Fig. 5. EBB1, SVL, and ABA regulate the expression of EBB3.

a Relative expression of EBB3 in EBB1 over-expressing and under-expressing plants. Relative expression of EBB3 in SVL over-expressing (b) and under-expressing (c) plants. d Relative expression of EBB3 in ABA-treated apices of WT-717 plants. e EBB3 expression in apices of transgenic hybrid aspen with reduced ABA response (abi1 mutant); 0W: time point before inductive treatments, 10WSD: 10 weeks under SD photoperiod, 5WC: 5 weeks under cold, 2WLD: 2 weeks under LD photoperiod and warm temperature. Expression values are the average of three biological replicates ±SEM, normalized to the reference genes - UBQ for WT-T89 and ACT7 for WT-717 clones respectively. Asterisks (*) indicate significant and (**) indicate extremely significant differences compared to WT at P < 0.04 and P < 0.001 respectively and determined using two-tailed paired multiple t-tests.

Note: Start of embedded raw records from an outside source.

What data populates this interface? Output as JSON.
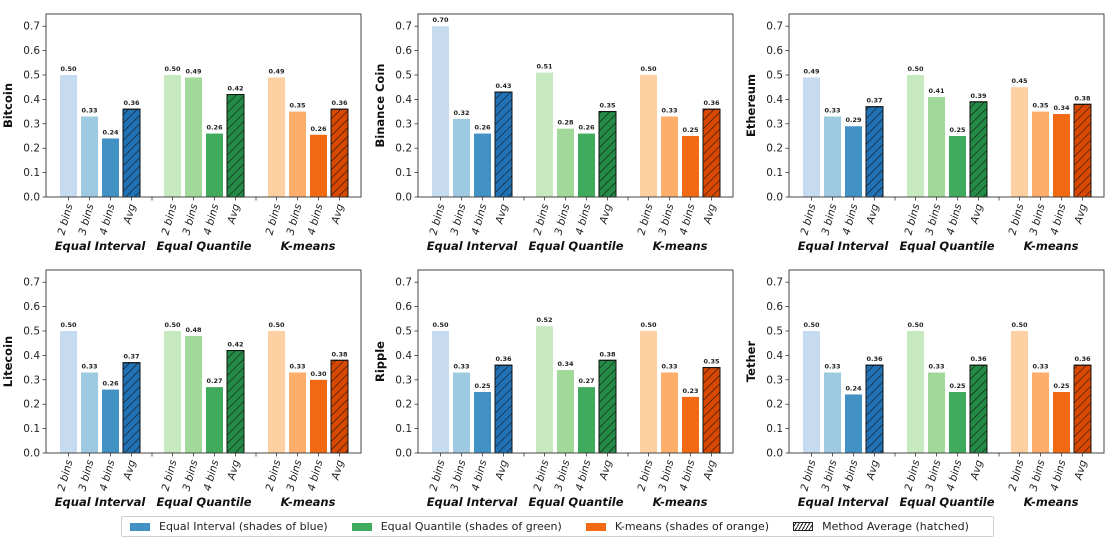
{
  "chart_data": [
    {
      "type": "bar",
      "ylabel": "Bitcoin",
      "ylim": [
        0,
        0.75
      ],
      "yticks": [
        "0.0",
        "0.1",
        "0.2",
        "0.3",
        "0.4",
        "0.5",
        "0.6",
        "0.7"
      ],
      "categories": [
        "2 bins",
        "3 bins",
        "4 bins",
        "Avg"
      ],
      "groups": [
        "Equal Interval",
        "Equal Quantile",
        "K-means"
      ],
      "series": [
        {
          "name": "Equal Interval",
          "values": [
            0.5,
            0.33,
            0.24,
            0.36
          ],
          "labels": [
            "0.50",
            "0.33",
            "0.24",
            "0.36"
          ]
        },
        {
          "name": "Equal Quantile",
          "values": [
            0.5,
            0.49,
            0.26,
            0.42
          ],
          "labels": [
            "0.50",
            "0.49",
            "0.26",
            "0.42"
          ]
        },
        {
          "name": "K-means",
          "values": [
            0.49,
            0.35,
            0.255,
            0.36
          ],
          "labels": [
            "0.49",
            "0.35",
            "0.26",
            "0.36"
          ]
        }
      ]
    },
    {
      "type": "bar",
      "ylabel": "Binance Coin",
      "ylim": [
        0,
        0.75
      ],
      "yticks": [
        "0.0",
        "0.1",
        "0.2",
        "0.3",
        "0.4",
        "0.5",
        "0.6",
        "0.7"
      ],
      "categories": [
        "2 bins",
        "3 bins",
        "4 bins",
        "Avg"
      ],
      "groups": [
        "Equal Interval",
        "Equal Quantile",
        "K-means"
      ],
      "series": [
        {
          "name": "Equal Interval",
          "values": [
            0.7,
            0.32,
            0.26,
            0.43
          ],
          "labels": [
            "0.70",
            "0.32",
            "0.26",
            "0.43"
          ]
        },
        {
          "name": "Equal Quantile",
          "values": [
            0.51,
            0.28,
            0.26,
            0.35
          ],
          "labels": [
            "0.51",
            "0.28",
            "0.26",
            "0.35"
          ]
        },
        {
          "name": "K-means",
          "values": [
            0.5,
            0.33,
            0.25,
            0.36
          ],
          "labels": [
            "0.50",
            "0.33",
            "0.25",
            "0.36"
          ]
        }
      ]
    },
    {
      "type": "bar",
      "ylabel": "Ethereum",
      "ylim": [
        0,
        0.75
      ],
      "yticks": [
        "0.0",
        "0.1",
        "0.2",
        "0.3",
        "0.4",
        "0.5",
        "0.6",
        "0.7"
      ],
      "categories": [
        "2 bins",
        "3 bins",
        "4 bins",
        "Avg"
      ],
      "groups": [
        "Equal Interval",
        "Equal Quantile",
        "K-means"
      ],
      "series": [
        {
          "name": "Equal Interval",
          "values": [
            0.49,
            0.33,
            0.29,
            0.37
          ],
          "labels": [
            "0.49",
            "0.33",
            "0.29",
            "0.37"
          ]
        },
        {
          "name": "Equal Quantile",
          "values": [
            0.5,
            0.41,
            0.25,
            0.39
          ],
          "labels": [
            "0.50",
            "0.41",
            "0.25",
            "0.39"
          ]
        },
        {
          "name": "K-means",
          "values": [
            0.45,
            0.35,
            0.34,
            0.38
          ],
          "labels": [
            "0.45",
            "0.35",
            "0.34",
            "0.38"
          ]
        }
      ]
    },
    {
      "type": "bar",
      "ylabel": "Litecoin",
      "ylim": [
        0,
        0.75
      ],
      "yticks": [
        "0.0",
        "0.1",
        "0.2",
        "0.3",
        "0.4",
        "0.5",
        "0.6",
        "0.7"
      ],
      "categories": [
        "2 bins",
        "3 bins",
        "4 bins",
        "Avg"
      ],
      "groups": [
        "Equal Interval",
        "Equal Quantile",
        "K-means"
      ],
      "series": [
        {
          "name": "Equal Interval",
          "values": [
            0.5,
            0.33,
            0.26,
            0.37
          ],
          "labels": [
            "0.50",
            "0.33",
            "0.26",
            "0.37"
          ]
        },
        {
          "name": "Equal Quantile",
          "values": [
            0.5,
            0.48,
            0.27,
            0.42
          ],
          "labels": [
            "0.50",
            "0.48",
            "0.27",
            "0.42"
          ]
        },
        {
          "name": "K-means",
          "values": [
            0.5,
            0.33,
            0.3,
            0.38
          ],
          "labels": [
            "0.50",
            "0.33",
            "0.30",
            "0.38"
          ]
        }
      ]
    },
    {
      "type": "bar",
      "ylabel": "Ripple",
      "ylim": [
        0,
        0.75
      ],
      "yticks": [
        "0.0",
        "0.1",
        "0.2",
        "0.3",
        "0.4",
        "0.5",
        "0.6",
        "0.7"
      ],
      "categories": [
        "2 bins",
        "3 bins",
        "4 bins",
        "Avg"
      ],
      "groups": [
        "Equal Interval",
        "Equal Quantile",
        "K-means"
      ],
      "series": [
        {
          "name": "Equal Interval",
          "values": [
            0.5,
            0.33,
            0.25,
            0.36
          ],
          "labels": [
            "0.50",
            "0.33",
            "0.25",
            "0.36"
          ]
        },
        {
          "name": "Equal Quantile",
          "values": [
            0.52,
            0.34,
            0.27,
            0.38
          ],
          "labels": [
            "0.52",
            "0.34",
            "0.27",
            "0.38"
          ]
        },
        {
          "name": "K-means",
          "values": [
            0.5,
            0.33,
            0.23,
            0.35
          ],
          "labels": [
            "0.50",
            "0.33",
            "0.23",
            "0.35"
          ]
        }
      ]
    },
    {
      "type": "bar",
      "ylabel": "Tether",
      "ylim": [
        0,
        0.75
      ],
      "yticks": [
        "0.0",
        "0.1",
        "0.2",
        "0.3",
        "0.4",
        "0.5",
        "0.6",
        "0.7"
      ],
      "categories": [
        "2 bins",
        "3 bins",
        "4 bins",
        "Avg"
      ],
      "groups": [
        "Equal Interval",
        "Equal Quantile",
        "K-means"
      ],
      "series": [
        {
          "name": "Equal Interval",
          "values": [
            0.5,
            0.33,
            0.24,
            0.36
          ],
          "labels": [
            "0.50",
            "0.33",
            "0.24",
            "0.36"
          ]
        },
        {
          "name": "Equal Quantile",
          "values": [
            0.5,
            0.33,
            0.25,
            0.36
          ],
          "labels": [
            "0.50",
            "0.33",
            "0.25",
            "0.36"
          ]
        },
        {
          "name": "K-means",
          "values": [
            0.5,
            0.33,
            0.25,
            0.36
          ],
          "labels": [
            "0.50",
            "0.33",
            "0.25",
            "0.36"
          ]
        }
      ]
    }
  ],
  "colors": {
    "Equal Interval": [
      "#c6dbef",
      "#9ecae1",
      "#4292c6",
      "#2171b5"
    ],
    "Equal Quantile": [
      "#c7e9c0",
      "#a1d99b",
      "#41ab5d",
      "#238b45"
    ],
    "K-means": [
      "#fdd0a2",
      "#fdae6b",
      "#f16913",
      "#d94801"
    ]
  },
  "legend": {
    "placement": "bottom-center",
    "items": [
      {
        "label": "Equal Interval (shades of blue)",
        "color": "#4292c6",
        "hatched": false
      },
      {
        "label": "Equal Quantile (shades of green)",
        "color": "#41ab5d",
        "hatched": false
      },
      {
        "label": "K-means (shades of orange)",
        "color": "#f16913",
        "hatched": false
      },
      {
        "label": "Method Average (hatched)",
        "color": "#ffffff",
        "hatched": true
      }
    ]
  }
}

Fig. 6. EBB3 binds directly to the CYCD3.1 promoter in vivo in chromatin immunoprecipitation assays to regulate its expression.

a Number of common and unique downregulated genes in EBB3 RNAi under-expressing plants in different dormancy stages. The Cyclin D3.1 (CYCD3.1) is the only downregulated gene in all dormancy stages. See Supplementary Data 4–7 for more details. b Relative expression of CYCD3.1 in EBB3-OE and WT-717 plants; 0W: time point before inductive treatments, 10WSD: 10 weeks under SD photoperiod, 5WC: 5 weeks under cold, 2WLD: 2 weeks under LD photoperiod and warm temperature, expression values are normalized to the ACT7 gene. Expression values are the average of three biological replicates ±SEM. c Enrichment of a DNA fragment in the CYCD3.1 promoter containing a GCC-box and quantified by ChIP-qPCR. The green box is a schematic representation of the CYCD3.1 promoter showing the position of the GCC-box (red). Red arrows delineate the position of DNA fragments containing the GCC-box and green arrows demarcate the position of DNA fragments with no GCC-box used as a negative control (NC) in ChIP-qPCR analysis. Chromatin from EBB3-GFP DNA transfected poplar protoplasts was isolated using anti-GFP antibody and IgG used as a control antibody. ChIP-purified DNA was used to perform ChIP-qPCR, expression values are represented as percentage input (% input) DNA. Values are the average of three biological replicates ±SEM. Asterisks (*) and (**) indicate significant differences compared to their respective control at P < 0.05 and P < 0.004 respectively and determined using two-tailed paired multiple t-tests. Source data underlying Fig. 6a and c are provided as a Source Data file.

Fig. 7. Hypothetical model of the roles EBB1, SVL and EBB3 play in control of bud-break in poplar.

EBB1 is positively regulated by low temperature, leading to suppression of SVL expression. Declining SVL expression breaks the SVL/ABA feedforward loop. SVL/ABA repression leads to the upregulation of EBB3 and consequently to activation of CYCD3.1, cell proliferation, and bud-break. Green arrows indicate positive regulation while red bars indicate negative regulation. Dash arrows indicate indirect regulation. See the text for additional description.